# #StackBounty: #mixed-model #lme4-nlme #panel-data #sample-size #glmm GLMM recommendation on number of levels

*Bounty: 50*

*Bounty: 50*

I am looking at a panel data with binary outcomes in each year. The ultimate use of the model I build is for prediction. The cross-sections are quite tall (~100,000 non-cases and ~5,000-20,000 cases) but the number of years is few. I suspect that there may be both a time-varying intercept and one time-varying coefficient. Thus, I am using `lme4::glmer`

. My questions are as follows

- Can I estimate the three co-variance parameters despite a low number years (levels of the random effect factor).
- Should I suspect that the results are unrealiabel? Are there general guidelines for the number of needed levels to estimate co-variance parameters (references would be neat)?

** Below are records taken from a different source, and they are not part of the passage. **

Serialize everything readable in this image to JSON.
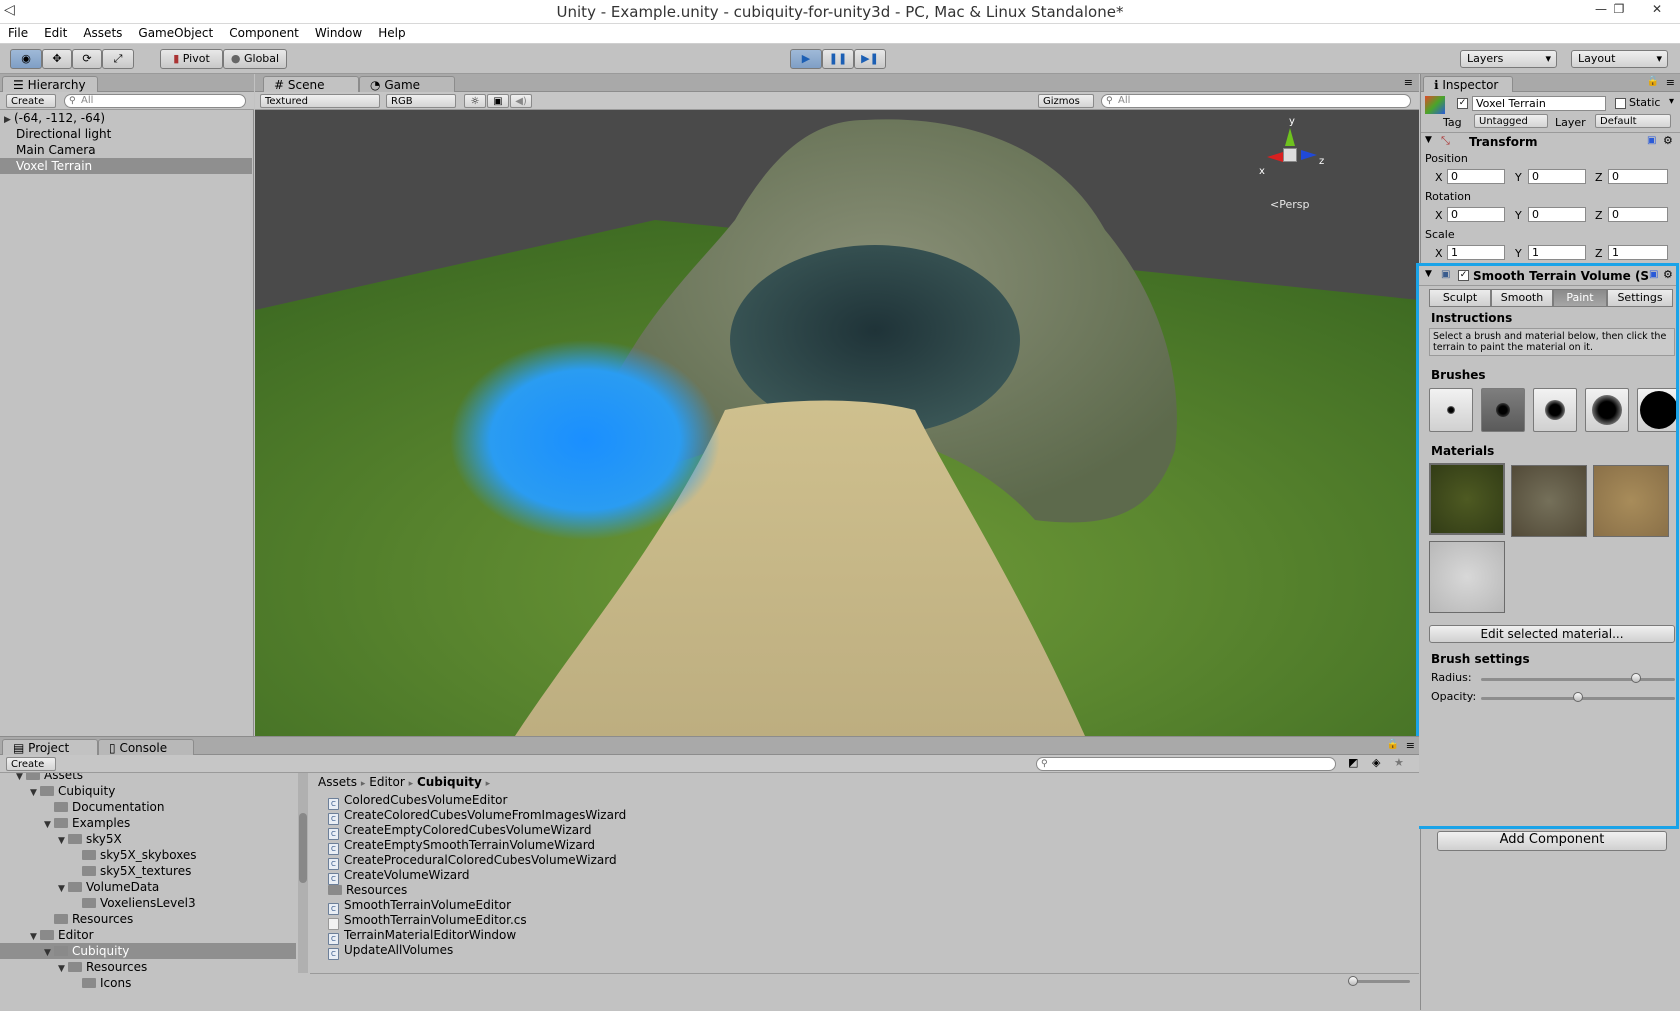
{
  "window": {
    "title": "Unity - Example.unity - cubiquity-for-unity3d - PC, Mac & Linux Standalone*"
  },
  "menu": [
    "File",
    "Edit",
    "Assets",
    "GameObject",
    "Component",
    "Window",
    "Help"
  ],
  "toolbar": {
    "pivot": "Pivot",
    "global": "Global",
    "layers": "Layers",
    "layout": "Layout"
  },
  "hierarchy": {
    "tab": "Hierarchy",
    "create": "Create",
    "search_placeholder": "All",
    "items": [
      "(-64, -112, -64)",
      "Directional light",
      "Main Camera",
      "Voxel Terrain"
    ]
  },
  "scene": {
    "tab_scene": "Scene",
    "tab_game": "Game",
    "render_mode": "Textured",
    "color_mode": "RGB",
    "gizmos": "Gizmos",
    "search_placeholder": "All",
    "persp": "Persp",
    "axis_y": "y",
    "axis_x": "x",
    "axis_z": "z"
  },
  "inspector": {
    "tab": "Inspector",
    "object_name": "Voxel Terrain",
    "static": "Static",
    "tag_label": "Tag",
    "tag_value": "Untagged",
    "layer_label": "Layer",
    "layer_value": "Default",
    "transform": {
      "title": "Transform",
      "position": {
        "label": "Position",
        "x": "0",
        "y": "0",
        "z": "0"
      },
      "rotation": {
        "label": "Rotation",
        "x": "0",
        "y": "0",
        "z": "0"
      },
      "scale": {
        "label": "Scale",
        "x": "1",
        "y": "1",
        "z": "1"
      },
      "x": "X",
      "y": "Y",
      "z": "Z"
    },
    "component": {
      "title": "Smooth Terrain Volume (S",
      "tabs": [
        "Sculpt",
        "Smooth",
        "Paint",
        "Settings"
      ],
      "instructions_title": "Instructions",
      "instructions_line1": "Select a brush and material below, then click the",
      "instructions_line2": "terrain to paint the material on it.",
      "brushes_title": "Brushes",
      "materials_title": "Materials",
      "edit_material": "Edit selected material...",
      "brush_settings_title": "Brush settings",
      "radius_label": "Radius:",
      "radius_value": 0.8,
      "opacity_label": "Opacity:",
      "opacity_value": 0.5
    },
    "add_component": "Add Component"
  },
  "project": {
    "tab_project": "Project",
    "tab_console": "Console",
    "create": "Create",
    "tree": [
      {
        "label": "Assets",
        "depth": 0
      },
      {
        "label": "Cubiquity",
        "depth": 1
      },
      {
        "label": "Documentation",
        "depth": 2
      },
      {
        "label": "Examples",
        "depth": 2
      },
      {
        "label": "sky5X",
        "depth": 3
      },
      {
        "label": "sky5X_skyboxes",
        "depth": 4
      },
      {
        "label": "sky5X_textures",
        "depth": 4
      },
      {
        "label": "VolumeData",
        "depth": 3
      },
      {
        "label": "VoxeliensLevel3",
        "depth": 4
      },
      {
        "label": "Resources",
        "depth": 2
      },
      {
        "label": "Editor",
        "depth": 1
      },
      {
        "label": "Cubiquity",
        "depth": 2
      },
      {
        "label": "Resources",
        "depth": 3
      },
      {
        "label": "Icons",
        "depth": 4
      }
    ],
    "breadcrumb": [
      "Assets",
      "Editor",
      "Cubiquity"
    ],
    "files": [
      {
        "label": "ColoredCubesVolumeEditor",
        "kind": "script"
      },
      {
        "label": "CreateColoredCubesVolumeFromImagesWizard",
        "kind": "script"
      },
      {
        "label": "CreateEmptyColoredCubesVolumeWizard",
        "kind": "script"
      },
      {
        "label": "CreateEmptySmoothTerrainVolumeWizard",
        "kind": "script"
      },
      {
        "label": "CreateProceduralColoredCubesVolumeWizard",
        "kind": "script"
      },
      {
        "label": "CreateVolumeWizard",
        "kind": "script"
      },
      {
        "label": "Resources",
        "kind": "folder"
      },
      {
        "label": "SmoothTerrainVolumeEditor",
        "kind": "script"
      },
      {
        "label": "SmoothTerrainVolumeEditor.cs",
        "kind": "file"
      },
      {
        "label": "TerrainMaterialEditorWindow",
        "kind": "script"
      },
      {
        "label": "UpdateAllVolumes",
        "kind": "script"
      }
    ]
  },
  "colors": {
    "highlight": "#1aa3e8",
    "selection": "#8f8f8f",
    "play_active": "#7f9fc6"
  }
}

Here is an example to make it more clear

```
#####
# simulate data
set.seed(71005391)
n_lvls <- 16 # few number of year levels
n_per_lvl <- 1e4 # tall cross section
n <- n_lvls * n_per_lvl
# simulate covariates and random effects
X <- matrix(rnorm(n * 2), n, 2)
year <- as.integer(gl(n_lvls, n_per_lvl))
Q <- matrix(c(.3, .133, .133, .2), 2)
ranefs <- matrix(rnorm(n_lvls * 2), ncol = 2) %*% chol(Q)
# compute linear predictor and simulate outcome
lps <-
# fixed effects
-1 + X[, 1] + X[, 2] +
# random effects
ranefs[year, 1] + ranefs[year, 2] * X[, 2]
df <- data.frame(Y = 1 / (1 + exp(-lps)) > runif(n), X, year = year)
#####
# fit model
library(lme4)
fit <- glmer(Y ~ X1 + X2 + (X2 | year), data = df, family = binomial())
# show estimates
list(est = VarCorr(fit), actual_var = Q, actual_cor = cov2cor(Q))
#R> $est
#R> Groups Name Std.Dev. Corr
#R> year (Intercept) 0.43682
#R> X2 0.43690 0.709
#R>
#R> $actual_var
#R> [,1] [,2]
#R> [1,] 0.300 0.133
#R> [2,] 0.133 0.200
#R>
#R> $actual_cor
#R> [,1] [,2]
#R> [1,] 1.0000000 0.5429702
#R> [2,] 0.5429702 1.0000000
```

Here are confidence intervals using likelihood profiles for the variance parameters

```
conf. <- confint.merMod(
fit, method = "profile", quiet = FALSE, oldNames = FALSE,
parm = "theta_", parallel = "snow", ncpus = 7, verbose = TRUE)
#R> Computing profile confidence intervals ...
#R> Warning messages:
#R> 1: In if (parm == "theta_") { :
#R> the condition has length > 1 and only the first element will be used
#R> 2: In if (parm == "beta_") { :
#R> the condition has length > 1 and only the first element will be used
conf.
#R> 2.5 % 97.5 %
#R> sd_(Intercept)|year 0.3195899 0.6469012
#R> cor_X2.(Intercept)|year 0.3642638 0.8832762
#R> sd_X2|year 0.3194962 0.6472190
```

My intuition is that we would need a lot of levels to estimate the co-variance parameters. E.g., as we need a lot of observation in a pure fixed effect model to estimate the coefficients. 3 random effects relative to the 16 levels as in the above does seem quite high. However, I gather that the large amount of information from the cross section may have an effect?